« Le Vaisseau fantôme » : Et vogue la galère…

Les vents _ bois et cuivres _ et les cordes : entre un navire et un orchestre, il y a des analogies de vocabulaire. Elles ne sont jamais plus proches qu’avec cet opéra de Richard Wagner, « Le Vaisseau fantôme », magnifiquement recréé dans une coproduction à marquer d’une pierre blanche du Wagner Geneva Festival, auquel participent les théâtres de Caen et de Luxembourg. Recréé, dans la mesure où cette version dite de Paris ne vit le jour pas dans la capitale française, comme l’escomptait le compositeur, qui en fut très affecté.

« Le Vaisseau fantôme » reprend la légende du « Hollandais volant », capitaine maudit condamné, pour avoir défié Dieu, à voguer à jamais sur les mers. Tous les  sept ans, il peut accoster et espérer son salut en une femme qui lui  jurera fidélité.

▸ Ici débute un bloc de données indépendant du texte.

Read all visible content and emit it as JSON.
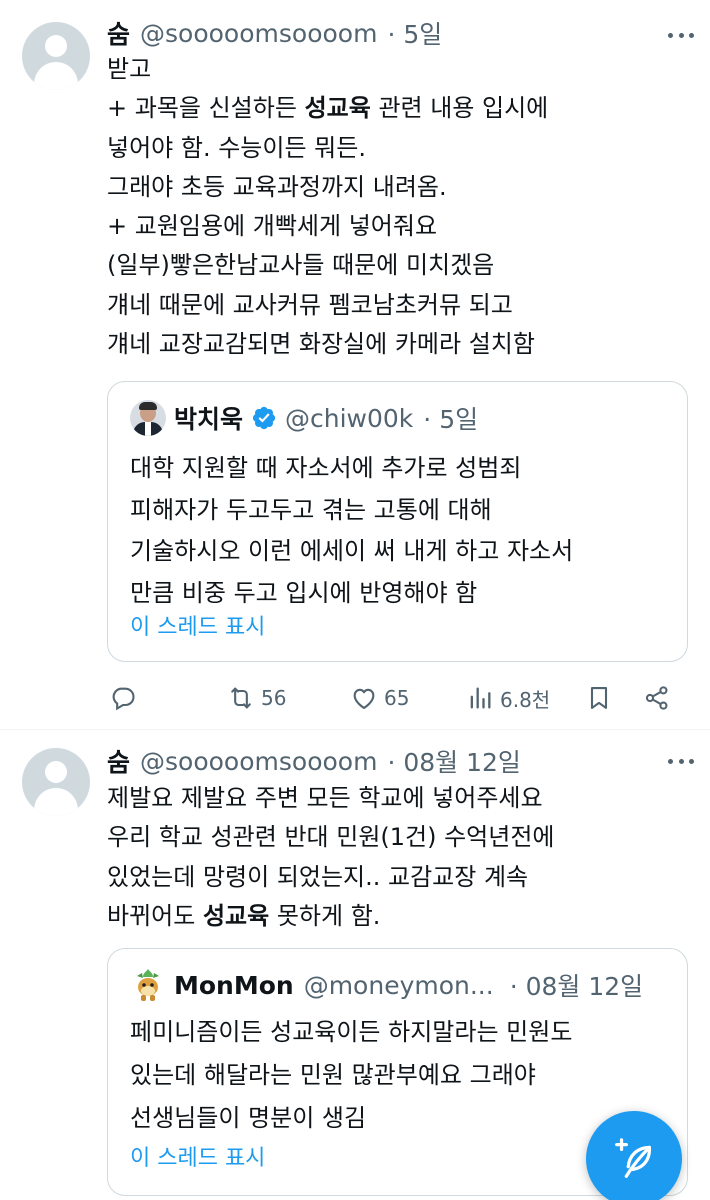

Puissance des cuivres, sifflement et ululement des bois, ressac des cordes, tonnerre  des percussions, la tempête fait rage dans la fosse au fil d’un prologue quelque peu surligné. Mais c’est Wagner ! Le calme revenu s’ouvre sur un équipage, dont le pied marin s’accommode encore mal de la terre ferme. Mais il est sauf et le havre n’est pas si loin du pays natal.

Au devant de la scène, sous le plafond bas d’un corridor pentu en ligne de fuite, Senta, une jeune fille, observe, suit en silence le groupe. Sait-elle que Donald, son père, le commandant du bateau, a conclu un marché avec le Hollandais : la promesse de sa fille contre les richesses du navigateur errant ?

L’intérêt de la mise en scène d’Alexandre Schulin s’appuie sur un univers mental, suggéré par le décor, dans lequel est enfermée Senta, juvénile exaltée entre rêve et fantasme. Dès lors, l’intrigue se resserre entre Donald, père vénal, le Hollandais implorant et Senta pleine d’empathie pour cet homme frappé de malédiction.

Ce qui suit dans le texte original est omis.